Other measures include an enhanced national Job Matching Service and additional funding to better control the Temporary Foreign Worker Program. Besides the loan program for apprentices, the only measure to help students with costs of education is the announcement that they won’t include the value of their cars in applications for Canada Student Loans.

The significant new expenditure initiatives are renewed funding for programs that already exist, or funding that has already been announced. New initiatives are small and will do little or nothing to help millions of unemployed, underemployed and underpaid Canadians.

Overall new spending initiatives for “supporting jobs and growth” amount to only $1.6 billion a year and about half that after accounting for lower spending in other areas. That’s less than 0.1% of Canada’s GDP and less than 1% of federal government spending. These new measures are also exceeded by the money the federal government will take out of the economy by reducing compensation for public servants and by increasing taxes and revenues in other areas.

This demonstrates the government shows no sign of changing its austerity-first economic policies, and instead is reducing and realigning federal spending and increasing taxes in some areas so they could run a small surplus this coming fiscal year and have close to $10 billion in surplus for 2015/16 so they can promise tax cuts just before the next federal election.

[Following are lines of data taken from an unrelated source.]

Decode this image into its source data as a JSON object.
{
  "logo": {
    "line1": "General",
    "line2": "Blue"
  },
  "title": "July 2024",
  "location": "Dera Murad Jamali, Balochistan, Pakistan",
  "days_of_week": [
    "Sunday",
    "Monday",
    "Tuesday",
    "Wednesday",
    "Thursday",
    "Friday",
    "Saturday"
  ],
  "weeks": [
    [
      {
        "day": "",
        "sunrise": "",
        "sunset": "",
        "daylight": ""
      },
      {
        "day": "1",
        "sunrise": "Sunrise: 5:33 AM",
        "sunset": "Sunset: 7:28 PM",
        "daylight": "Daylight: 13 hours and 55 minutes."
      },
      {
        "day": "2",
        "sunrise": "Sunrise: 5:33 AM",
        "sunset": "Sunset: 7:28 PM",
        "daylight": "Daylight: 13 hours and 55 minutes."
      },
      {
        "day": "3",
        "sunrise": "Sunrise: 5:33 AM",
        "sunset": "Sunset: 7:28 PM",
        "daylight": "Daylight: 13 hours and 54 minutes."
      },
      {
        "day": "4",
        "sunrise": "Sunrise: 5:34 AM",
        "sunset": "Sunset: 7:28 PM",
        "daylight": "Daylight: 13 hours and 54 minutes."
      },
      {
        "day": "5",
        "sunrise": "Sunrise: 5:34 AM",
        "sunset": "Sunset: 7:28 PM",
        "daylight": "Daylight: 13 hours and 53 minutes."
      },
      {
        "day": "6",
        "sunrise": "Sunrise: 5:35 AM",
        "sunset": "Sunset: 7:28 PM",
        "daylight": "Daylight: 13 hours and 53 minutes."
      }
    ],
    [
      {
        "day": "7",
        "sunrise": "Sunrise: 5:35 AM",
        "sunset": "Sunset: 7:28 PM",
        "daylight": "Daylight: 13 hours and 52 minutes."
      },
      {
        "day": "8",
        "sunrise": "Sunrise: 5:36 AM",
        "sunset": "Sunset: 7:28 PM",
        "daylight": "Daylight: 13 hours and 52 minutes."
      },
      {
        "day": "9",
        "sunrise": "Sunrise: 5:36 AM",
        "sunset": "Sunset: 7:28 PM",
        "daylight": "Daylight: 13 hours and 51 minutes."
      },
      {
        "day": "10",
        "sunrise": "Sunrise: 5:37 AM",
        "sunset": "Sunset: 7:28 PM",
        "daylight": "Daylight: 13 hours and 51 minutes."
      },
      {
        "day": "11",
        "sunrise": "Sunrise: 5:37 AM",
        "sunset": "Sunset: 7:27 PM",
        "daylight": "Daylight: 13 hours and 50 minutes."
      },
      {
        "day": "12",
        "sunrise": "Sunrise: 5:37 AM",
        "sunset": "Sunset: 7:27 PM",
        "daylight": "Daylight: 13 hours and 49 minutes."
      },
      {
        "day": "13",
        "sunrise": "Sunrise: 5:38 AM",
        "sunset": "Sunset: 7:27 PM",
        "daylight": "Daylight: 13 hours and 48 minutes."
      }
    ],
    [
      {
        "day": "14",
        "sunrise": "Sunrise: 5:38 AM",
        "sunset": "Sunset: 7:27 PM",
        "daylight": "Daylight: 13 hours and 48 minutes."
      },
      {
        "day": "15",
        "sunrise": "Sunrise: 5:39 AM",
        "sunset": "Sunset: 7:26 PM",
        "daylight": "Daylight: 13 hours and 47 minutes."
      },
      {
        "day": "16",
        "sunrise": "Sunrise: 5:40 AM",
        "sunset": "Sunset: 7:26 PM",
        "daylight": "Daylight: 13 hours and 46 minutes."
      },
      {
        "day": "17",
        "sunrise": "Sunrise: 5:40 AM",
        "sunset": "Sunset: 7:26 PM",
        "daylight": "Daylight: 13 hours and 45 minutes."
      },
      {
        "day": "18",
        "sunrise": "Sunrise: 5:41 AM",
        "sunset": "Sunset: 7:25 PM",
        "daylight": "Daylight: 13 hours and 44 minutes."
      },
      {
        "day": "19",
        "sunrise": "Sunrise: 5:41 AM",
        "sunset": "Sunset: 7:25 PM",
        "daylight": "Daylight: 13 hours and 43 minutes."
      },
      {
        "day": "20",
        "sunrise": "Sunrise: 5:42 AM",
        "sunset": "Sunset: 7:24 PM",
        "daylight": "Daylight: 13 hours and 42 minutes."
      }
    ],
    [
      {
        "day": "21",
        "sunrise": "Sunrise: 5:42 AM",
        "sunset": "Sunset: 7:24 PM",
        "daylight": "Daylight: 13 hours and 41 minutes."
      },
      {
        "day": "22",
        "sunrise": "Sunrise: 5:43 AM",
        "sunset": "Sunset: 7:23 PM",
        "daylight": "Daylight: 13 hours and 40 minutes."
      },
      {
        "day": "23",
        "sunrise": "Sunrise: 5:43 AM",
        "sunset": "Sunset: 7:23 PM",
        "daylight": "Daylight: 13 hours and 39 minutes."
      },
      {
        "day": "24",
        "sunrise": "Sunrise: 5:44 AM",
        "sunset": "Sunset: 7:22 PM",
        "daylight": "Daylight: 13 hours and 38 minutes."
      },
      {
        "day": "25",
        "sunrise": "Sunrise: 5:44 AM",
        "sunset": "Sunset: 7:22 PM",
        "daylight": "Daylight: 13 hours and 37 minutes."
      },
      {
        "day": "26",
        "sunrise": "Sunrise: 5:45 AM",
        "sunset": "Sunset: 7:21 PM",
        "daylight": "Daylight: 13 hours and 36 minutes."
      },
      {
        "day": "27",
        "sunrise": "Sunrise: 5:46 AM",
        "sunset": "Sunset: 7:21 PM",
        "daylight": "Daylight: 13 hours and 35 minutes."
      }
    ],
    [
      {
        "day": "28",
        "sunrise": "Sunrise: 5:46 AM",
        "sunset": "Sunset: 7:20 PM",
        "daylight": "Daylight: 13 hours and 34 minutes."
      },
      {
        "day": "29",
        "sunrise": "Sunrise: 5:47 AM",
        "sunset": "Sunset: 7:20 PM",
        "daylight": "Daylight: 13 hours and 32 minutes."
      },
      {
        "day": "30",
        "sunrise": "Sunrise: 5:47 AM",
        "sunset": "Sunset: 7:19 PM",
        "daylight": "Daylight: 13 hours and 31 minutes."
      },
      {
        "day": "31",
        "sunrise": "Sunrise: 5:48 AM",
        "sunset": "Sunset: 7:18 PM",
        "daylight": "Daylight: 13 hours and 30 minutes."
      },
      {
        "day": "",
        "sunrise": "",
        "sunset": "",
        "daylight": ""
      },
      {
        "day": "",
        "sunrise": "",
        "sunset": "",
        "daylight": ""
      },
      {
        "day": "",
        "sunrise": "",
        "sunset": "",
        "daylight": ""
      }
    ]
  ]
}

The government crows that 75% of its annual savings has come from departmental cuts, rather than measures to increase revenues.

In terms of new investments to strengthen the economy, the big ticket items are $500 million over two years for the Automobile Innovation Fund, which was announced before Christmas, and additional funding for the Champlain Bridge and other bridges in the Montreal area, as well as further funding for Atlantic ferries. The federal government has insisted that the Champlain Bridge proceed as a P3, which is a sign that costs for it are increasing.

Other investments are largely focused on “responsible resource development” and supporting offshore oil and gas development. Additional funding is included for various smaller innovation projects and for the federal research granting councils, but new funding of this form is provided every year. Despite these smaller measures, this federal government remains narrowly focused on oil and gas and resource development as an economic strategy, largely ignoring the needs of other sectors of the economy.

Major cuts or savings in this budget come from reducing compensation costs for federal public servants, including reducing sick leave and federal government contributions to health care plans for retired federal employees. It also includes raising the retirement age for new hires for all federal crown corporations to 65, which can include the CBC and Radio-Canada.

The government is also banking on revenues from privatizing and selling federal government assets and continuing with use of public-private partnerships and social impact bonds, but the budget doesn’t include other new major privatization measures.

Instead the budget focuses its attention more on measures for consumers, but even these are modest, such as introducing legislation to cap wireless roaming fees and legislation to prohibit unjustified cross-border price discrimination. The $300 million over five years to improve access to broadband internet connection in northern and rural communities replaces a program that the Harper government cancelled two years ago.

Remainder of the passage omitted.